Zap! Scenes that almost certainly do not appear in the comic for $500, Alex. Ian Hannin of Avalon Studios takes over colors this month. As we get going this month, the Sinister Five have decamped to the Hamptons, to what we’re told is one of Kingpin’s houses, but since he’s fled the country after the events of USM 12, it’s up for grabs. I think Electro took them there? The explanation is delivered in a panel where the people talking are in the background and all five of them have a full head of black hair. Uh, whoops. Anyway, it is from this home that Norman calls the President. Then we jump forward to after the call, and Fury has been summoned to the White House.


Fury kinda getting what he gave Peter last issue is kind of amusing.

On his way out from the browbeating, Nick gets a phone call, and it’s Osborn, saying he hopes Nick enjoys prison more than he did. So, if the bad guys are planning to release their footage or whatever, why not preemptively release the footage of them killing 35 government agents? It’s 2003, any attack on a government stooge is an attack on AMERICA, as far as the majority is concerned. George W. Bush, the president who let 9/11 happen, is a year away from winning a 2nd term by promising to “keep America safe.” I mean this is the American public they talked into the war in Iraq and “Freedom Fries” and whatnot, this is a layup, play the game smarter. “Norman Osborn is a terrorist” is literally all they need to say. Even if that was as fake as the infamous “yellow cake” that proved Iraq was developing WMDs, the public would call for his hanging in 2003 as soon as they said the word “terrorist.” Can you tell I have a lot of pent up frustration from watching all this play out at the time? But I guess that’s not the story Bendis wants to tell. Still. Seems like an easy out. Well, anyway, Norman tells the boys he plans to destroy Fury, and they’re welcome to help him or not, but if he & Otto get away with their plan, they’ll not only get their revenge, but walk away free men. The others are incredulous, Kraven pointing out they’re technically terrorists (They sure are!).
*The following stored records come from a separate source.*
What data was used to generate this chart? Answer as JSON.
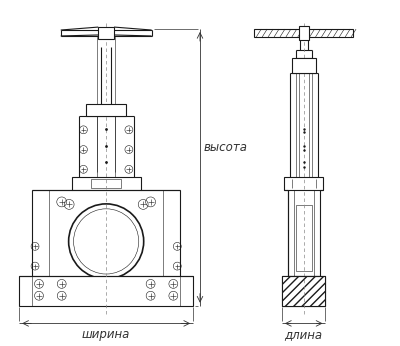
{
  "bg_color": "#ffffff",
  "line_color": "#1a1a1a",
  "dim_color": "#333333",
  "label_vysota": "высота",
  "label_shirina": "ширина",
  "label_dlina": "длина",
  "label_fontsize": 8.5,
  "fig_width": 4.0,
  "fig_height": 3.46,
  "dpi": 100
}
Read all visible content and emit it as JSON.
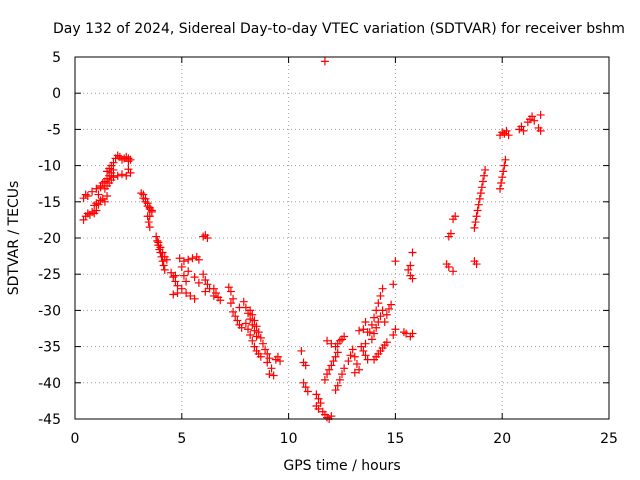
{
  "chart_data": {
    "type": "scatter",
    "title": "Day 132 of 2024, Sidereal Day-to-day VTEC variation (SDTVAR) for receiver bshm",
    "xlabel": "GPS time / hours",
    "ylabel": "SDTVAR / TECUs",
    "xlim": [
      0,
      25
    ],
    "ylim": [
      -45,
      5
    ],
    "xticks": [
      0,
      5,
      10,
      15,
      20,
      25
    ],
    "yticks": [
      5,
      0,
      -5,
      -10,
      -15,
      -20,
      -25,
      -30,
      -35,
      -40,
      -45
    ],
    "grid": true,
    "marker": "plus",
    "color": "#ff0000",
    "series": [
      {
        "name": "SDTVAR",
        "points": [
          [
            0.4,
            -17.5
          ],
          [
            0.5,
            -17.0
          ],
          [
            0.6,
            -16.6
          ],
          [
            0.7,
            -16.8
          ],
          [
            0.8,
            -16.4
          ],
          [
            0.9,
            -16.6
          ],
          [
            1.0,
            -16.2
          ],
          [
            0.4,
            -14.5
          ],
          [
            0.5,
            -14.0
          ],
          [
            0.6,
            -14.2
          ],
          [
            0.8,
            -13.6
          ],
          [
            1.0,
            -13.2
          ],
          [
            1.1,
            -14.0
          ],
          [
            1.2,
            -13.0
          ],
          [
            0.9,
            -15.5
          ],
          [
            1.0,
            -15.2
          ],
          [
            1.1,
            -15.4
          ],
          [
            1.2,
            -14.8
          ],
          [
            1.3,
            -14.6
          ],
          [
            1.4,
            -15.0
          ],
          [
            1.5,
            -14.2
          ],
          [
            1.2,
            -12.8
          ],
          [
            1.3,
            -12.4
          ],
          [
            1.4,
            -12.2
          ],
          [
            1.5,
            -11.8
          ],
          [
            1.6,
            -11.4
          ],
          [
            1.7,
            -11.0
          ],
          [
            1.8,
            -10.6
          ],
          [
            1.4,
            -13.2
          ],
          [
            1.5,
            -12.8
          ],
          [
            1.6,
            -12.4
          ],
          [
            1.7,
            -12.0
          ],
          [
            1.8,
            -11.6
          ],
          [
            1.5,
            -10.8
          ],
          [
            1.6,
            -10.4
          ],
          [
            1.7,
            -10.0
          ],
          [
            1.8,
            -9.6
          ],
          [
            1.9,
            -9.0
          ],
          [
            2.0,
            -8.6
          ],
          [
            2.1,
            -8.8
          ],
          [
            2.2,
            -9.2
          ],
          [
            1.8,
            -11.6
          ],
          [
            2.0,
            -11.4
          ],
          [
            2.2,
            -11.2
          ],
          [
            2.4,
            -11.4
          ],
          [
            2.6,
            -11.0
          ],
          [
            2.5,
            -10.5
          ],
          [
            2.3,
            -9.0
          ],
          [
            2.4,
            -8.8
          ],
          [
            2.5,
            -9.0
          ],
          [
            2.6,
            -9.2
          ],
          [
            2.5,
            -9.4
          ],
          [
            3.1,
            -13.8
          ],
          [
            3.2,
            -14.0
          ],
          [
            3.3,
            -14.6
          ],
          [
            3.4,
            -15.2
          ],
          [
            3.5,
            -15.8
          ],
          [
            3.6,
            -16.4
          ],
          [
            3.5,
            -17.0
          ],
          [
            3.2,
            -14.5
          ],
          [
            3.3,
            -15.0
          ],
          [
            3.4,
            -15.6
          ],
          [
            3.5,
            -16.0
          ],
          [
            3.6,
            -16.2
          ],
          [
            3.4,
            -17.0
          ],
          [
            3.45,
            -17.8
          ],
          [
            3.5,
            -18.5
          ],
          [
            3.8,
            -19.8
          ],
          [
            3.85,
            -20.4
          ],
          [
            3.9,
            -21.0
          ],
          [
            3.95,
            -21.6
          ],
          [
            4.0,
            -22.0
          ],
          [
            4.05,
            -22.6
          ],
          [
            4.1,
            -23.2
          ],
          [
            4.15,
            -23.8
          ],
          [
            4.2,
            -24.4
          ],
          [
            3.9,
            -20.6
          ],
          [
            4.0,
            -21.3
          ],
          [
            4.1,
            -22.0
          ],
          [
            4.2,
            -22.6
          ],
          [
            4.3,
            -23.0
          ],
          [
            4.5,
            -24.8
          ],
          [
            4.6,
            -25.4
          ],
          [
            4.7,
            -26.0
          ],
          [
            4.8,
            -26.6
          ],
          [
            4.7,
            -25.2
          ],
          [
            4.6,
            -27.8
          ],
          [
            4.8,
            -27.6
          ],
          [
            5.0,
            -27.0
          ],
          [
            5.2,
            -27.6
          ],
          [
            5.4,
            -28.0
          ],
          [
            5.6,
            -28.4
          ],
          [
            4.9,
            -22.8
          ],
          [
            5.1,
            -23.2
          ],
          [
            5.3,
            -23.0
          ],
          [
            5.5,
            -22.8
          ],
          [
            5.7,
            -22.6
          ],
          [
            5.8,
            -23.0
          ],
          [
            5.0,
            -24.0
          ],
          [
            5.1,
            -25.2
          ],
          [
            5.2,
            -26.0
          ],
          [
            5.3,
            -24.6
          ],
          [
            5.6,
            -25.4
          ],
          [
            5.8,
            -26.2
          ],
          [
            6.0,
            -19.8
          ],
          [
            6.1,
            -19.6
          ],
          [
            6.2,
            -20.0
          ],
          [
            6.0,
            -25.0
          ],
          [
            6.1,
            -25.8
          ],
          [
            6.2,
            -26.4
          ],
          [
            6.1,
            -27.4
          ],
          [
            6.3,
            -27.0
          ],
          [
            6.5,
            -27.0
          ],
          [
            6.6,
            -27.6
          ],
          [
            6.7,
            -28.2
          ],
          [
            6.5,
            -28.0
          ],
          [
            6.8,
            -28.6
          ],
          [
            7.2,
            -26.8
          ],
          [
            7.3,
            -27.4
          ],
          [
            7.4,
            -28.4
          ],
          [
            7.3,
            -29.0
          ],
          [
            7.4,
            -30.2
          ],
          [
            7.5,
            -30.8
          ],
          [
            7.6,
            -31.4
          ],
          [
            7.7,
            -32.0
          ],
          [
            7.8,
            -32.4
          ],
          [
            7.7,
            -29.6
          ],
          [
            7.9,
            -28.8
          ],
          [
            8.0,
            -29.6
          ],
          [
            8.1,
            -30.4
          ],
          [
            8.2,
            -31.2
          ],
          [
            8.3,
            -32.0
          ],
          [
            8.4,
            -32.8
          ],
          [
            8.5,
            -33.6
          ],
          [
            8.0,
            -31.8
          ],
          [
            8.1,
            -32.6
          ],
          [
            8.2,
            -33.4
          ],
          [
            8.3,
            -34.2
          ],
          [
            8.4,
            -35.0
          ],
          [
            8.5,
            -35.6
          ],
          [
            8.6,
            -36.0
          ],
          [
            8.7,
            -36.4
          ],
          [
            8.2,
            -30.0
          ],
          [
            8.3,
            -30.6
          ],
          [
            8.4,
            -31.4
          ],
          [
            8.5,
            -32.2
          ],
          [
            8.6,
            -33.0
          ],
          [
            8.7,
            -33.8
          ],
          [
            8.8,
            -34.6
          ],
          [
            8.9,
            -35.4
          ],
          [
            9.0,
            -36.0
          ],
          [
            9.1,
            -36.6
          ],
          [
            9.0,
            -37.2
          ],
          [
            9.2,
            -38.0
          ],
          [
            9.1,
            -38.8
          ],
          [
            9.3,
            -39.0
          ],
          [
            9.4,
            -36.8
          ],
          [
            9.5,
            -36.4
          ],
          [
            9.6,
            -37.0
          ],
          [
            10.6,
            -35.6
          ],
          [
            10.7,
            -37.2
          ],
          [
            10.8,
            -37.6
          ],
          [
            10.7,
            -40.0
          ],
          [
            10.8,
            -40.6
          ],
          [
            10.9,
            -41.2
          ],
          [
            11.3,
            -41.6
          ],
          [
            11.4,
            -42.2
          ],
          [
            11.5,
            -42.8
          ],
          [
            11.3,
            -43.2
          ],
          [
            11.4,
            -43.6
          ],
          [
            11.7,
            4.4
          ],
          [
            11.6,
            -44.0
          ],
          [
            11.7,
            -44.4
          ],
          [
            11.8,
            -44.8
          ],
          [
            11.9,
            -45.0
          ],
          [
            12.0,
            -44.6
          ],
          [
            11.8,
            -34.2
          ],
          [
            12.0,
            -34.6
          ],
          [
            12.2,
            -35.0
          ],
          [
            12.3,
            -34.6
          ],
          [
            12.4,
            -34.2
          ],
          [
            12.5,
            -34.0
          ],
          [
            12.6,
            -33.6
          ],
          [
            11.7,
            -39.6
          ],
          [
            11.8,
            -38.8
          ],
          [
            11.9,
            -38.2
          ],
          [
            12.0,
            -37.6
          ],
          [
            12.1,
            -37.0
          ],
          [
            12.2,
            -36.4
          ],
          [
            12.3,
            -35.8
          ],
          [
            12.2,
            -41.0
          ],
          [
            12.3,
            -40.4
          ],
          [
            12.4,
            -39.6
          ],
          [
            12.5,
            -38.8
          ],
          [
            12.6,
            -38.0
          ],
          [
            12.8,
            -37.0
          ],
          [
            12.9,
            -36.2
          ],
          [
            13.0,
            -35.4
          ],
          [
            13.1,
            -36.4
          ],
          [
            13.2,
            -37.4
          ],
          [
            13.3,
            -38.2
          ],
          [
            13.1,
            -38.6
          ],
          [
            13.4,
            -35.0
          ],
          [
            13.5,
            -35.6
          ],
          [
            13.6,
            -36.2
          ],
          [
            13.7,
            -36.8
          ],
          [
            13.6,
            -34.6
          ],
          [
            13.3,
            -32.8
          ],
          [
            13.5,
            -32.6
          ],
          [
            13.7,
            -33.0
          ],
          [
            13.6,
            -31.6
          ],
          [
            13.8,
            -33.0
          ],
          [
            13.9,
            -32.0
          ],
          [
            14.0,
            -31.0
          ],
          [
            14.1,
            -30.0
          ],
          [
            14.2,
            -29.0
          ],
          [
            14.3,
            -28.0
          ],
          [
            14.4,
            -27.0
          ],
          [
            13.9,
            -34.0
          ],
          [
            14.0,
            -33.2
          ],
          [
            14.1,
            -32.4
          ],
          [
            14.2,
            -31.6
          ],
          [
            14.3,
            -30.8
          ],
          [
            14.4,
            -30.0
          ],
          [
            14.0,
            -36.8
          ],
          [
            14.1,
            -36.4
          ],
          [
            14.2,
            -36.0
          ],
          [
            14.3,
            -35.6
          ],
          [
            14.4,
            -35.2
          ],
          [
            14.5,
            -34.8
          ],
          [
            14.6,
            -34.4
          ],
          [
            14.5,
            -31.6
          ],
          [
            14.6,
            -30.6
          ],
          [
            14.7,
            -29.8
          ],
          [
            14.8,
            -29.2
          ],
          [
            14.9,
            -33.4
          ],
          [
            15.0,
            -32.6
          ],
          [
            14.9,
            -26.4
          ],
          [
            15.0,
            -23.2
          ],
          [
            15.4,
            -33.0
          ],
          [
            15.5,
            -33.2
          ],
          [
            15.7,
            -33.6
          ],
          [
            15.8,
            -33.2
          ],
          [
            15.6,
            -24.4
          ],
          [
            15.7,
            -25.2
          ],
          [
            15.8,
            -25.6
          ],
          [
            15.7,
            -23.8
          ],
          [
            15.8,
            -22.0
          ],
          [
            17.4,
            -23.6
          ],
          [
            17.5,
            -24.0
          ],
          [
            17.7,
            -24.6
          ],
          [
            17.5,
            -19.8
          ],
          [
            17.6,
            -19.4
          ],
          [
            17.7,
            -17.4
          ],
          [
            17.8,
            -17.0
          ],
          [
            18.7,
            -23.2
          ],
          [
            18.8,
            -23.6
          ],
          [
            18.7,
            -18.6
          ],
          [
            18.75,
            -17.8
          ],
          [
            18.8,
            -17.0
          ],
          [
            18.85,
            -16.2
          ],
          [
            18.9,
            -15.4
          ],
          [
            18.95,
            -14.6
          ],
          [
            19.0,
            -13.8
          ],
          [
            19.05,
            -13.0
          ],
          [
            19.1,
            -12.2
          ],
          [
            19.15,
            -11.4
          ],
          [
            19.2,
            -10.6
          ],
          [
            19.9,
            -13.2
          ],
          [
            19.95,
            -12.4
          ],
          [
            20.0,
            -11.6
          ],
          [
            20.05,
            -10.8
          ],
          [
            20.1,
            -10.0
          ],
          [
            20.15,
            -9.2
          ],
          [
            19.9,
            -5.8
          ],
          [
            20.0,
            -5.4
          ],
          [
            20.1,
            -5.6
          ],
          [
            20.2,
            -5.2
          ],
          [
            20.3,
            -5.8
          ],
          [
            20.8,
            -5.0
          ],
          [
            20.9,
            -4.6
          ],
          [
            21.0,
            -5.2
          ],
          [
            21.2,
            -4.0
          ],
          [
            21.3,
            -3.6
          ],
          [
            21.4,
            -3.2
          ],
          [
            21.5,
            -3.8
          ],
          [
            21.7,
            -4.8
          ],
          [
            21.8,
            -5.2
          ],
          [
            21.8,
            -3.0
          ]
        ]
      }
    ]
  }
}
Again, it would take Donald Rumsfeld and Karl Rove a short lunch to come up with a narrative to sell executing these guys on live TV that would work on the majority of 2003 Americans, but whatever.

So Fury, the Ultimates and a bunch of stormtroopers raid the offices of the production company, and quickly learn Osborn was lying. Cut to Otto uploading something or other, after which they have to leave fast to avoid a trace, then back to the Triskelion, where Peter Parker is just standing around in his Spider-Suit. This series really delivers the kind of pulse-pounding action you’d expect in a Spider-Man/Ultimates crossover. With nothing else to do, Peter calls May, just to hear her voice, really. She mentions, not for the first time, that she has her “wine class” tonight. Is that her lying about going to therapy? Do I kind of remember that or did I make it up? Well, he hangs up, and then there’s this extremely 2000s scene…

All that’s missing is the tech saying something just slightly complicated and Fury saying, “In English, nerd!” Then all the power goes out. People worry this means Hulk or Magneto will escape captivity (And, like, why don’t they?) and then Electro busts in.



Bendis just didn’t grasp what a crossover event needs in these early stabs. This isn’t a bad story, per se (Well, yet), but all of us, including him, had read enough comics to expect something more exciting than 3 issues of supervillain group therapy from a crossover. It can’t take until the last page of issue 4 of a 6-issue series to get to the point. Meanwhile, you’re flashing back to Norman making a phone call that happened in the previous issue and stuff. So much time wasted. Like I said in the Secret War posts, he gets better at this, but there’s some growing pains. It’s not a kind of project he was geared up for.